The real essence of deep critique on P-Noy delivered by the truly cluey

In his initial stocktake of the general landscape of ciriticism routinely lobbed onto President Benigno "Noynoy" Aquino III, John Nery identifies what he thinks are three key classes of critiques against the President which he labelled in with words usually construed as slurs: politico, inglisero, and hacendero.

In fairness to Noynoy, those words basically describe a class of not a few Filipinos who on one hand would "help out" during a calamity (and grandstand about it in incessant tweets, Facebook updates and photos, and blog articles) and, on the other, happily cloister themselves in fortified residential enclaves effectively building a comfy antiseptic pretense around them that shields them from the bigger wretchedness of the country they proudly call theirs. Small wonder that the groundwork for such massive calamities build up right under their noses even as they fiddle away in their soirées.

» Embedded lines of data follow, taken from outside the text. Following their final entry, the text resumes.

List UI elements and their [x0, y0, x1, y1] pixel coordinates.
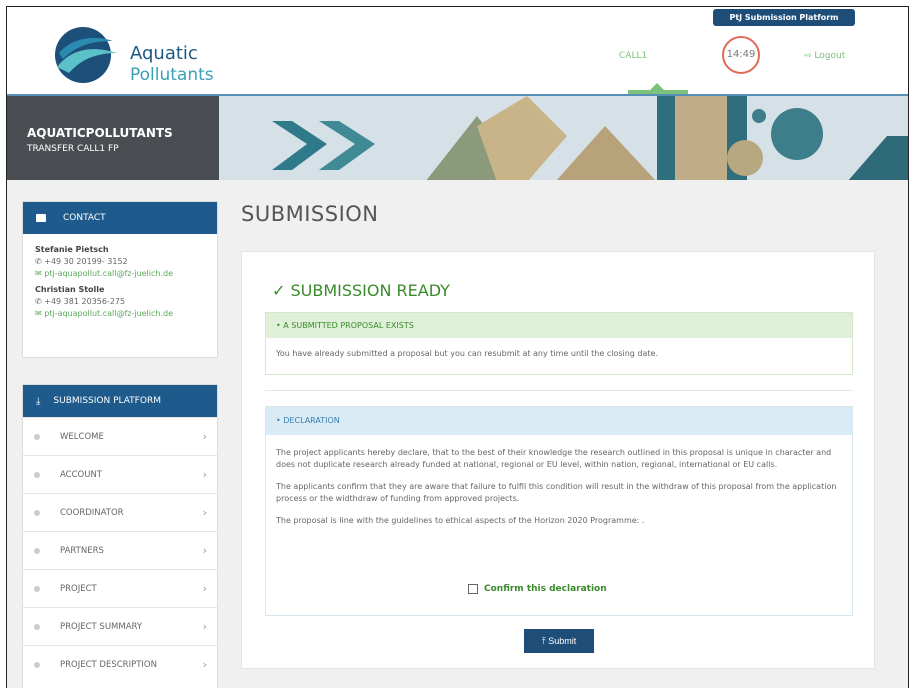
logout-label: Logout [814, 51, 846, 61]
contact-phone-value: +49 381 20356-275 [44, 297, 126, 306]
sidebar-item-label: ACCOUNT [60, 469, 102, 480]
chevron-right-icon: › [202, 582, 207, 595]
phone-icon: ✆ [35, 297, 42, 306]
proposal-exists-text: You have already submitted a proposal bu… [276, 349, 659, 358]
submit-label: Submit [548, 636, 577, 646]
declaration-heading: DECLARATION [283, 416, 340, 425]
app-frame: Aquatic Pollutants PtJ Submission Platfo… [6, 6, 909, 688]
chevron-right-icon: › [202, 468, 207, 481]
confirm-declaration-checkbox[interactable]: Confirm this declaration [468, 584, 607, 594]
contact-phone-value: +49 30 20199- 3152 [44, 257, 128, 266]
logout-link[interactable]: ⇨ Logout [804, 51, 845, 61]
banner: AQUATICPOLLUTANTS TRANSFER CALL1 FP [7, 94, 908, 180]
sidebar-item-coordinator[interactable]: COORDINATOR › [23, 493, 217, 531]
declaration-paragraph: The applicants confirm that they are awa… [276, 482, 837, 503]
chevron-right-icon: › [202, 658, 207, 671]
nav-call1-link[interactable]: CALL1 [619, 51, 647, 61]
status-dot-icon [34, 433, 40, 440]
contact-name: Christian Stolle [35, 285, 105, 294]
chevron-right-icon: › [202, 430, 207, 443]
sidebar-item-label: WELCOME [60, 431, 104, 442]
chevron-right-icon: › [202, 506, 207, 519]
proposal-exists-header: • A SUBMITTED PROPOSAL EXISTS [266, 313, 852, 338]
status-dot-icon [34, 547, 40, 554]
sidebar-item-label: COORDINATOR [60, 507, 124, 518]
download-icon: ⤓ [36, 395, 41, 407]
contact-email-value: ptj-aquapollut.call@fz-juelich.de [44, 269, 174, 278]
sidebar-item-label: PROJECT [60, 583, 97, 594]
contact-phone: ✆ +49 381 20356-275 [35, 296, 205, 308]
project-subtitle: TRANSFER CALL1 FP [27, 144, 119, 154]
divider [265, 390, 853, 391]
contact-email[interactable]: ✉ ptj-aquapollut.call@fz-juelich.de [35, 268, 205, 280]
sidebar-item-label: PROJECT SUMMARY [60, 621, 143, 632]
status-dot-icon [34, 471, 40, 478]
declaration-body: The project applicants hereby declare, t… [266, 435, 852, 537]
submission-card: ✓ SUBMISSION READY • A SUBMITTED PROPOSA… [241, 251, 875, 669]
contact-list: Stefanie Pietsch ✆ +49 30 20199- 3152 ✉ … [23, 234, 217, 330]
declaration-paragraph: The project applicants hereby declare, t… [276, 448, 832, 469]
phone-icon: ✆ [35, 257, 42, 266]
sidebar-item-project-description[interactable]: PROJECT DESCRIPTION › [23, 645, 217, 683]
logo-icon [55, 27, 117, 83]
sidebar-item-account[interactable]: ACCOUNT › [23, 455, 217, 493]
status-dot-icon [34, 585, 40, 592]
status-dot-icon [34, 661, 40, 668]
sidebar-item-project-summary[interactable]: PROJECT SUMMARY › [23, 607, 217, 645]
upload-icon: ⤒ [541, 636, 546, 646]
menu-header: ⤓ SUBMISSION PLATFORM [23, 385, 217, 417]
banner-project-panel: AQUATICPOLLUTANTS TRANSFER CALL1 FP [7, 96, 219, 180]
sidebar-item-project[interactable]: PROJECT › [23, 569, 217, 607]
session-timer: 14:49 [722, 36, 760, 74]
sidebar-item-label: PARTNERS [60, 545, 104, 556]
proposal-exists-box: • A SUBMITTED PROPOSAL EXISTS You have a… [265, 312, 853, 375]
logout-icon: ⇨ [804, 51, 812, 61]
header: Aquatic Pollutants PtJ Submission Platfo… [7, 7, 908, 94]
project-title: AQUATICPOLLUTANTS [27, 126, 173, 140]
sidebar-item-label: PROJECT DESCRIPTION [60, 659, 157, 670]
mail-icon: ✉ [35, 269, 42, 278]
chevron-right-icon: › [202, 620, 207, 633]
ready-title: SUBMISSION READY [290, 281, 450, 300]
check-icon: ✓ [272, 281, 286, 300]
status-dot-icon [34, 509, 40, 516]
sidebar-item-welcome[interactable]: WELCOME › [23, 417, 217, 455]
declaration-paragraph: The proposal is line with the guidelines… [276, 516, 645, 525]
confirm-label: Confirm this declaration [484, 584, 607, 594]
submission-ready-heading: ✓ SUBMISSION READY [272, 281, 450, 300]
nav-active-arrow [650, 83, 664, 90]
contact-email[interactable]: ✉ ptj-aquapollut.call@fz-juelich.de [35, 308, 205, 320]
contact-email-value: ptj-aquapollut.call@fz-juelich.de [44, 309, 174, 318]
contact-heading: CONTACT [63, 213, 106, 223]
submission-menu-panel: ⤓ SUBMISSION PLATFORM WELCOME › ACCOUNT › … [22, 384, 218, 688]
sidebar-item-partners[interactable]: PARTNERS › [23, 531, 217, 569]
declaration-header: • DECLARATION [266, 407, 852, 435]
contact-phone: ✆ +49 30 20199- 3152 [35, 256, 205, 268]
logo-text-aquatic: Aquatic [130, 43, 198, 64]
contact-name: Stefanie Pietsch [35, 245, 109, 254]
checkbox-icon[interactable] [468, 584, 478, 594]
logo-text-pollutants: Pollutants [130, 65, 214, 85]
chevron-right-icon: › [202, 544, 207, 557]
chat-icon [36, 214, 46, 222]
submit-button[interactable]: ⤒ Submit [524, 629, 594, 653]
proposal-exists-heading: A SUBMITTED PROPOSAL EXISTS [283, 321, 414, 330]
platform-tag: PtJ Submission Platform [713, 9, 855, 26]
mail-icon: ✉ [35, 309, 42, 318]
contact-header: CONTACT [23, 202, 217, 234]
status-dot-icon [34, 623, 40, 630]
aquatic-pollutants-logo[interactable]: Aquatic Pollutants [47, 23, 214, 87]
menu-heading: SUBMISSION PLATFORM [53, 396, 161, 406]
contact-panel: CONTACT Stefanie Pietsch ✆ +49 30 20199-… [22, 201, 218, 358]
page-title: SUBMISSION [241, 202, 379, 226]
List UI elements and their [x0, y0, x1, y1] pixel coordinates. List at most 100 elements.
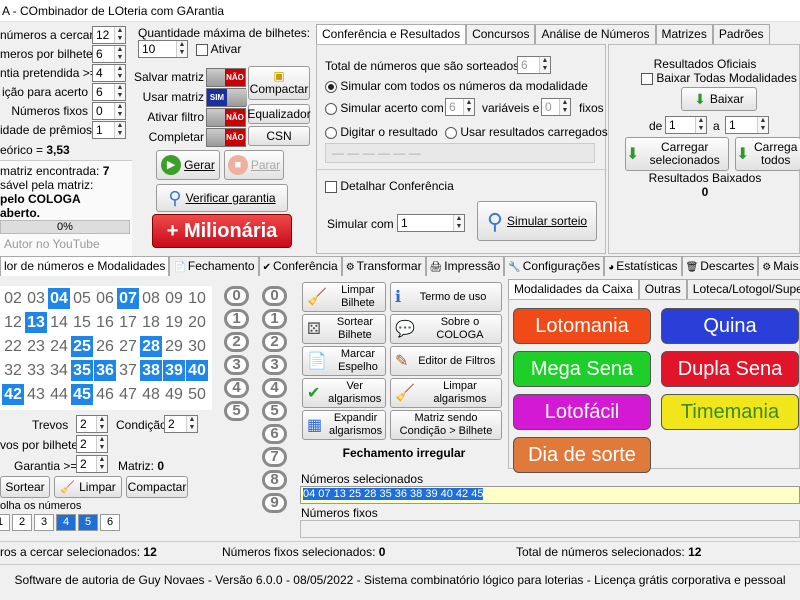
- number-cell[interactable]: 08: [140, 288, 162, 309]
- modalidade-button[interactable]: Quina: [661, 308, 799, 344]
- gerar-button[interactable]: ▶ Gerar: [156, 150, 220, 180]
- number-cell[interactable]: 25: [71, 336, 93, 357]
- left-row-input[interactable]: 6 ▲ ▼: [92, 45, 126, 63]
- main-tab[interactable]: ✔ Conferência: [258, 256, 342, 276]
- tool-button[interactable]: ℹ Termo de uso: [390, 282, 502, 312]
- left-row-input[interactable]: 0 ▲ ▼: [92, 102, 126, 120]
- number-cell[interactable]: 17: [117, 312, 139, 333]
- equalizador-button[interactable]: Equalizador: [247, 104, 311, 124]
- tool-button[interactable]: ✔ Ver algarismos: [302, 378, 386, 408]
- top-tab[interactable]: Concursos: [466, 24, 536, 44]
- digit-button[interactable]: 7: [262, 447, 287, 467]
- number-cell[interactable]: 19: [163, 312, 185, 333]
- number-cell[interactable]: 18: [140, 312, 162, 333]
- spin-arrows[interactable]: ▲ ▼: [114, 103, 125, 119]
- tool-button[interactable]: 🧹 Limpar Bilhete: [302, 282, 386, 312]
- number-cell[interactable]: 49: [163, 384, 185, 405]
- number-cell[interactable]: 46: [94, 384, 116, 405]
- condicao-input[interactable]: 2 ▲ ▼: [164, 415, 198, 433]
- de-input[interactable]: 1 ▲ ▼: [665, 116, 707, 134]
- main-tab[interactable]: 🔧 Configurações: [504, 256, 605, 276]
- main-tab[interactable]: 🖨 Impressão: [425, 256, 505, 276]
- number-cell[interactable]: 29: [163, 336, 185, 357]
- left-row-input[interactable]: 6 ▲ ▼: [92, 83, 126, 101]
- modalidade-button[interactable]: Lotomania: [513, 308, 651, 344]
- trevos-por-bilhete-input[interactable]: 2 ▲ ▼: [76, 435, 108, 453]
- digit-button[interactable]: 2: [262, 332, 287, 352]
- main-tab[interactable]: 🗑 Descartes: [681, 256, 759, 276]
- left-row-input[interactable]: 4 ▲ ▼: [92, 64, 126, 82]
- numeros-fixos-field[interactable]: [300, 520, 800, 538]
- modalidade-tab[interactable]: Outras: [638, 279, 687, 299]
- main-tab[interactable]: 📄 Fechamento: [169, 256, 259, 276]
- number-cell[interactable]: 45: [71, 384, 93, 405]
- number-cell[interactable]: 44: [48, 384, 70, 405]
- garantia-input[interactable]: 2 ▲ ▼: [76, 455, 108, 473]
- number-cell[interactable]: 13: [25, 312, 47, 333]
- number-cell[interactable]: 22: [2, 336, 24, 357]
- number-cell[interactable]: 38: [140, 360, 162, 381]
- main-tab[interactable]: ⚙Mais opç: [758, 256, 800, 276]
- number-cell[interactable]: 16: [94, 312, 116, 333]
- number-cell[interactable]: 34: [48, 360, 70, 381]
- spin-arrows[interactable]: ▲ ▼: [114, 122, 125, 138]
- digit-button[interactable]: 1: [262, 309, 287, 329]
- a-input[interactable]: 1 ▲ ▼: [725, 116, 769, 134]
- tool-button[interactable]: 💬 Sobre o COLOGA: [390, 314, 502, 344]
- modalidade-button[interactable]: Mega Sena: [513, 351, 651, 387]
- detalhar-checkbox[interactable]: Detalhar Conferência: [325, 179, 454, 193]
- digit-button[interactable]: 4: [262, 378, 287, 398]
- number-cell[interactable]: 06: [94, 288, 116, 309]
- spin-arrows[interactable]: ▲ ▼: [114, 65, 125, 81]
- digit-button[interactable]: 4: [224, 378, 249, 398]
- tool-button[interactable]: ⚄ Sortear Bilhete: [302, 314, 386, 344]
- spin-arrows[interactable]: ▲ ▼: [114, 46, 125, 62]
- top-tab[interactable]: Análise de Números: [535, 24, 656, 44]
- digit-button[interactable]: 0: [262, 286, 287, 306]
- compactar-button[interactable]: ▣ Compactar: [248, 66, 310, 100]
- number-cell[interactable]: 42: [2, 384, 24, 405]
- number-cell[interactable]: 35: [71, 360, 93, 381]
- number-cell[interactable]: 30: [186, 336, 208, 357]
- modalidade-button[interactable]: Timemania: [661, 394, 799, 430]
- acerto-fixos-input[interactable]: 0 ▲ ▼: [541, 98, 571, 116]
- tool-button[interactable]: 📄 Marcar Espelho: [302, 346, 386, 376]
- number-cell[interactable]: 23: [25, 336, 47, 357]
- modalidade-tab[interactable]: Modalidades da Caixa: [508, 279, 639, 299]
- number-cell[interactable]: 10: [186, 288, 208, 309]
- spin-arrows[interactable]: ▲ ▼: [114, 27, 125, 43]
- left-row-input[interactable]: 12 ▲ ▼: [92, 26, 126, 44]
- simular-input[interactable]: 1 ▲ ▼: [397, 214, 465, 232]
- limpar-button[interactable]: 🧹 Limpar: [54, 476, 122, 498]
- top-tab[interactable]: Conferência e Resultados: [316, 24, 467, 44]
- number-cell[interactable]: 27: [117, 336, 139, 357]
- toggle-switch[interactable]: SIM: [206, 88, 247, 107]
- number-cell[interactable]: 48: [140, 384, 162, 405]
- number-cell[interactable]: 43: [25, 384, 47, 405]
- top-tab[interactable]: Matrizes: [655, 24, 713, 44]
- number-cell[interactable]: 47: [117, 384, 139, 405]
- opt-usar-carregados[interactable]: Usar resultados carregados: [445, 125, 608, 139]
- main-tab[interactable]: ⚙ Transformar: [341, 256, 426, 276]
- opt-digitar[interactable]: Digitar o resultado: [325, 125, 438, 139]
- number-cell[interactable]: 03: [25, 288, 47, 309]
- number-cell[interactable]: 02: [2, 288, 24, 309]
- digit-button[interactable]: 3: [262, 355, 287, 375]
- opt-simular-acerto[interactable]: Simular acerto com: [325, 101, 444, 115]
- trevo-number[interactable]: 1: [0, 514, 10, 531]
- toggle-switch[interactable]: NÃO: [206, 128, 246, 147]
- trevo-number[interactable]: 5: [78, 514, 98, 531]
- trevo-number[interactable]: 3: [34, 514, 54, 531]
- ativar-checkbox[interactable]: Ativar: [196, 42, 241, 56]
- number-cell[interactable]: 07: [117, 288, 139, 309]
- baixar-todas-checkbox[interactable]: Baixar Todas Modalidades: [641, 71, 797, 85]
- trevo-number[interactable]: 6: [100, 514, 120, 531]
- sortear-button[interactable]: Sortear: [0, 476, 50, 498]
- number-cell[interactable]: 09: [163, 288, 185, 309]
- number-cell[interactable]: 24: [48, 336, 70, 357]
- number-cell[interactable]: 04: [48, 288, 70, 309]
- trevo-number[interactable]: 2: [12, 514, 32, 531]
- total-input[interactable]: 6 ▲ ▼: [517, 56, 551, 74]
- carregar-selecionados-button[interactable]: ⬇ Carregar selecionados: [625, 137, 729, 171]
- result-input[interactable]: — — — — — —: [325, 143, 595, 163]
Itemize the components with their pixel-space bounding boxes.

That such a class of people exist is not a groundbreaking revelation (and that an Aquino, no less, belongs to such a class is certainly no scoop), and as such I think Nery could have exercised a bit more insight in choosing his specimens.

I believe the essence of the real and deep critique of Noynoy of the truly cluey that routinely flies over most peoples' heads is that he represents the profound vacuousness of The Filipino Vote and the National "Debate". Noynoy embodies Shelley Gare's Triumph of the Airheads -- a propagation of a national "debate" renowned for its focus on the droll and unintelligent, the trivial or the irrelevant.